I am trying to find out the frequency of appearance of every letter in the english alphabet in an input file. How can I do this in a bash script?
+2
A:
Here is a suggestion:
while read -n 1 c
do
echo "$c"
done < "$INPUT_FILE" | grep '[[:alpha:]]' | sort | uniq -c | sort -nr
Benoit
2010-10-19 09:17:01
Thank you for replying.
SkypeMeSM
2010-10-19 09:42:56
+2
A:
Just one awk command
awk -vFS="" '{for(i=1;i<=NF;i++)w[$i]++}END{for(i in w) print i,w[i]}' file
if you want case insensitive, add tolower()

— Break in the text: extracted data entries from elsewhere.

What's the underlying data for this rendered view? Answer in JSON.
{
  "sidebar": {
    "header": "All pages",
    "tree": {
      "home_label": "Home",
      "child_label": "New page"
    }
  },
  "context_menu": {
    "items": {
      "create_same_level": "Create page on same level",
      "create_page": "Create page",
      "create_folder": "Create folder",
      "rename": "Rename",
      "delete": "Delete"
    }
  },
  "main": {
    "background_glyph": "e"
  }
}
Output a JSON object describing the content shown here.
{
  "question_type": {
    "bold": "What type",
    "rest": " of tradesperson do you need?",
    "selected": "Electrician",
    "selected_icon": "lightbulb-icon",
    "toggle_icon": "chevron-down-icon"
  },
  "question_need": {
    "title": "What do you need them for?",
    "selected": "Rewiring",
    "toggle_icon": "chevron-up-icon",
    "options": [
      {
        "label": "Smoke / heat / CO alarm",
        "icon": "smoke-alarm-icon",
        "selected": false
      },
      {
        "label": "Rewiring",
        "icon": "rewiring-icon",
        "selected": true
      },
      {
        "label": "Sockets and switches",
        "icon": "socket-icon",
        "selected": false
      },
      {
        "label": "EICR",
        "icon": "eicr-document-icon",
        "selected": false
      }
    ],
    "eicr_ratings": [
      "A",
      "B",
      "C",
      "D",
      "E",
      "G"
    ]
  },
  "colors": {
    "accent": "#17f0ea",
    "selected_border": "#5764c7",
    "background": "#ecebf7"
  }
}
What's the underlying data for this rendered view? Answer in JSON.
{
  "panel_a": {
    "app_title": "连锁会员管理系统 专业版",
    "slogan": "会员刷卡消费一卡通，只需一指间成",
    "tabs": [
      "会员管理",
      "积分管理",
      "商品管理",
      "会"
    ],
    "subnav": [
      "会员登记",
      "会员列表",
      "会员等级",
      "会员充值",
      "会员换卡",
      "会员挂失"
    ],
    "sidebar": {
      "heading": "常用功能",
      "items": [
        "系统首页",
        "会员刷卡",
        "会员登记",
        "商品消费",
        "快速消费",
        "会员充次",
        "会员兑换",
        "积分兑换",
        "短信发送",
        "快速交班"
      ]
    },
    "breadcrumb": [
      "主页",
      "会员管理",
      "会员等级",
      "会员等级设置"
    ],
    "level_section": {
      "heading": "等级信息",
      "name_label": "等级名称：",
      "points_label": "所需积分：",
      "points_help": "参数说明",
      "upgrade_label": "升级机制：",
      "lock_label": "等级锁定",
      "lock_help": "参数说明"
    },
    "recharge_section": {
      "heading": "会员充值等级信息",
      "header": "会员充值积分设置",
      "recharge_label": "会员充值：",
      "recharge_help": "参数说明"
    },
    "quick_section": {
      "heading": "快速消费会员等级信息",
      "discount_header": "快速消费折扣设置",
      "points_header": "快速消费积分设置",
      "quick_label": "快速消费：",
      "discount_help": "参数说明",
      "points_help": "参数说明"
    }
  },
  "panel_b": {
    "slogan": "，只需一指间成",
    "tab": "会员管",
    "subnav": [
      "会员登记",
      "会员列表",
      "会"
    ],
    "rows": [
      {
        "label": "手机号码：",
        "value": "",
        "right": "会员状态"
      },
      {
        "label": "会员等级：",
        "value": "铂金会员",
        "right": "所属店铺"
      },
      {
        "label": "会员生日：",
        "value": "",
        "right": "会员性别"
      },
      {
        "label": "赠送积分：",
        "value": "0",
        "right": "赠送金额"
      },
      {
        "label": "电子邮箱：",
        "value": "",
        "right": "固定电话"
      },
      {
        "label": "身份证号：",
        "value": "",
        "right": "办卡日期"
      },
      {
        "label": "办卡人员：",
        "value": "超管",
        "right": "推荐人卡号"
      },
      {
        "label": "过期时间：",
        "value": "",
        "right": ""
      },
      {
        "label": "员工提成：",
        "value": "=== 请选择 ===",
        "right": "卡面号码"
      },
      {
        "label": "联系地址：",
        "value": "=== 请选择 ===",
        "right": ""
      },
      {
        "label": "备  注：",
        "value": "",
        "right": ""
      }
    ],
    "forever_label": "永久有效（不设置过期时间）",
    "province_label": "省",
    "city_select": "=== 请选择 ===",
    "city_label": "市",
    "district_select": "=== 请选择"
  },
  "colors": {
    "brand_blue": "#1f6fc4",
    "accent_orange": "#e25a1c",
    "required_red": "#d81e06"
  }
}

awk -vFS="" '{for(i=1;i<=NF;i++)w[tolower($i)]++}END{for(i in w) print i,w[i]}' file
and if you want only characters,
awk -vFS="" '{for(i=1;i<=NF;i++){ if($i~/[a-zA-Z]/) { w[tolower($i)]++} } }END{for(i in w) print i,w[i]}' file
and if you want only digits, change /[a-zA-Z]/
to /[0-9]/
if you do not want to show unicode, do export LC_ALL=C
ghostdog74
2010-10-19 09:21:37
I am sorry I am not very familiar with awk. The solution works but I am getting all characters instead of just alphanumeric characters. awk -vFS="" '{for(i=1;i<=NF;i++)w[tolower($i)]++ sum++ } END{for(i in w) print i,w[i],w[i]/sum}'
SkypeMeSM
2010-10-19 10:10:17
Thanks again. I am wondering why I get results like ü 2 and é 2, when the regex is [a-zA-Z].
SkypeMeSM
2010-10-19 10:21:26
+3
A:
A solution with sed
, sort
and uniq
:
sed 's/\(.\)/\1\n/g' file | sort | uniq -c
This counts all characters, not only letters. You can filter out with:
sed 's/\(.\)/\1\n/g' file | grep '[A-Za-z]' | sort | uniq -c
If you want to consider uppercase and lowercase as same, just add a translation:
sed 's/\(.\)/\1\n/g' file | tr '[:upper:]' '[:lower:]' | grep '[a-z]' | sort | uniq -c
mouviciel
2010-10-19 09:28:59
Thanks. This considers uppercase and lowercase characters as separate. How can I calculate the frequencies where we consider A and a as same?
SkypeMeSM
2010-10-19 09:42:04
Yes this works great as well. I am wondering how can I calculate the probabilities i.e. frequency/total sum. We will need to pipe the output again to sed again but I cannot figure out the regex involved?
SkypeMeSM
2010-10-19 11:22:35
You can add some `wc`, `cut`, `dc`, `tee` and other commands but it would be more juggling with plates than a maintainable work. I think that adding more features would be easier with a perl script.